His father embraced him at the 18th. The big soldier was exultant. He made a fleeting reference to race when the jacket was slipped over the Tiger's shoulders and said: "Green and black go well together, don't they?"
But everyone knew well enough – deep down, no doubt, even Fuzzy Zoeller – that there was really no colour scheme attached to this victory. Lee Elder, naturally, saw it as a moment to savour because it had so much to do with his own battles and yearnings. The truth was that if Tiger Woods represented anybody or anything it was only himself and the enduring quality of supreme talent.

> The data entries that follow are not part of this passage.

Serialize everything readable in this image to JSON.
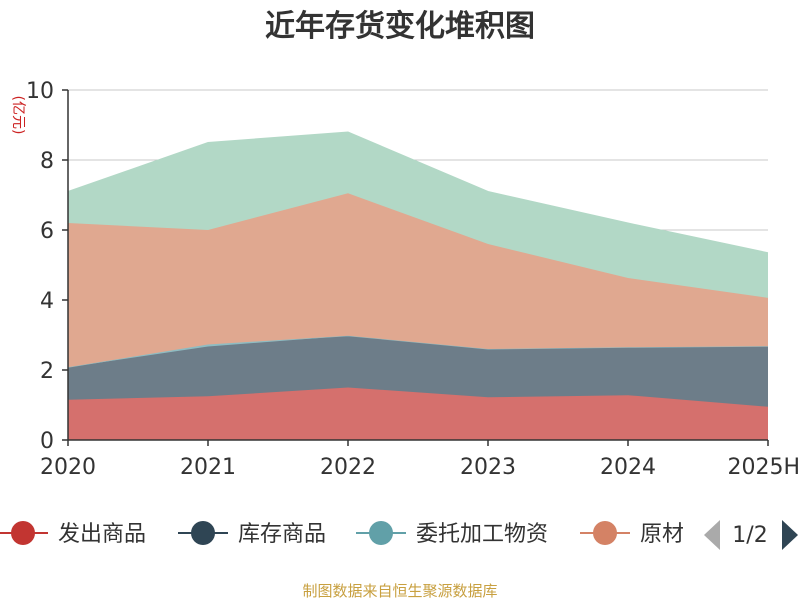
{
  "chart_data": {
    "type": "area",
    "title": "近年存货变化堆积图",
    "ylabel": "(亿元)",
    "ylim": [
      0,
      10
    ],
    "y_ticks": [
      "0",
      "2",
      "4",
      "6",
      "8",
      "10"
    ],
    "categories": [
      "2020",
      "2021",
      "2022",
      "2023",
      "2024",
      "2025H"
    ],
    "stacked": true,
    "grid": true,
    "legend_position": "bottom",
    "series": [
      {
        "name": "发出商品",
        "color": "#c23531",
        "fill": "#d5706d",
        "values": [
          1.15,
          1.25,
          1.5,
          1.22,
          1.28,
          0.95
        ]
      },
      {
        "name": "库存商品",
        "color": "#2f4554",
        "fill": "#6d7d89",
        "values": [
          0.93,
          1.42,
          1.48,
          1.38,
          1.37,
          1.73
        ]
      },
      {
        "name": "委托加工物资",
        "color": "#61a0a8",
        "fill": "#8fbcc2",
        "values": [
          0.0,
          0.06,
          0.0,
          0.0,
          0.0,
          0.0
        ]
      },
      {
        "name": "原材料",
        "color": "#d48265",
        "fill": "#e0a890",
        "values": [
          4.12,
          3.27,
          4.07,
          3.0,
          1.98,
          1.38
        ]
      },
      {
        "name": "",
        "color": "#91c7ae",
        "fill": "#b2d8c6",
        "values": [
          0.9,
          2.5,
          1.75,
          1.5,
          1.57,
          1.29
        ]
      }
    ],
    "legend": {
      "items": [
        "发出商品",
        "库存商品",
        "委托加工物资",
        "原材料"
      ],
      "page": "1/2"
    }
  },
  "footer": {
    "source": "制图数据来自恒生聚源数据库"
  }
}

Tiger Woods hadn't made a new game. He had merely extended its horizons. Twelve years on, his gifts remain untrammelled by injury and advancing years, and the astonishing thing is that still, when the Tiger takes his place on the first tee, it as though it is 1997 all over again. The world feels young again and filled with the most exciting possibilities.
When the young Jack Nicklaus first emerged, the legendary Bobby Jones declared that the man from Ohio was playing a game with which he was not familiar. Nicklaus transferred the tribute to the Tiger, and it is one that is still firmly in place.
It reminds us that his greatest achievement is that he has fulfilled all the promise that he first displayed in Augusta in 1997. No one ever set a higher standard or had less reason to doubt what he had done.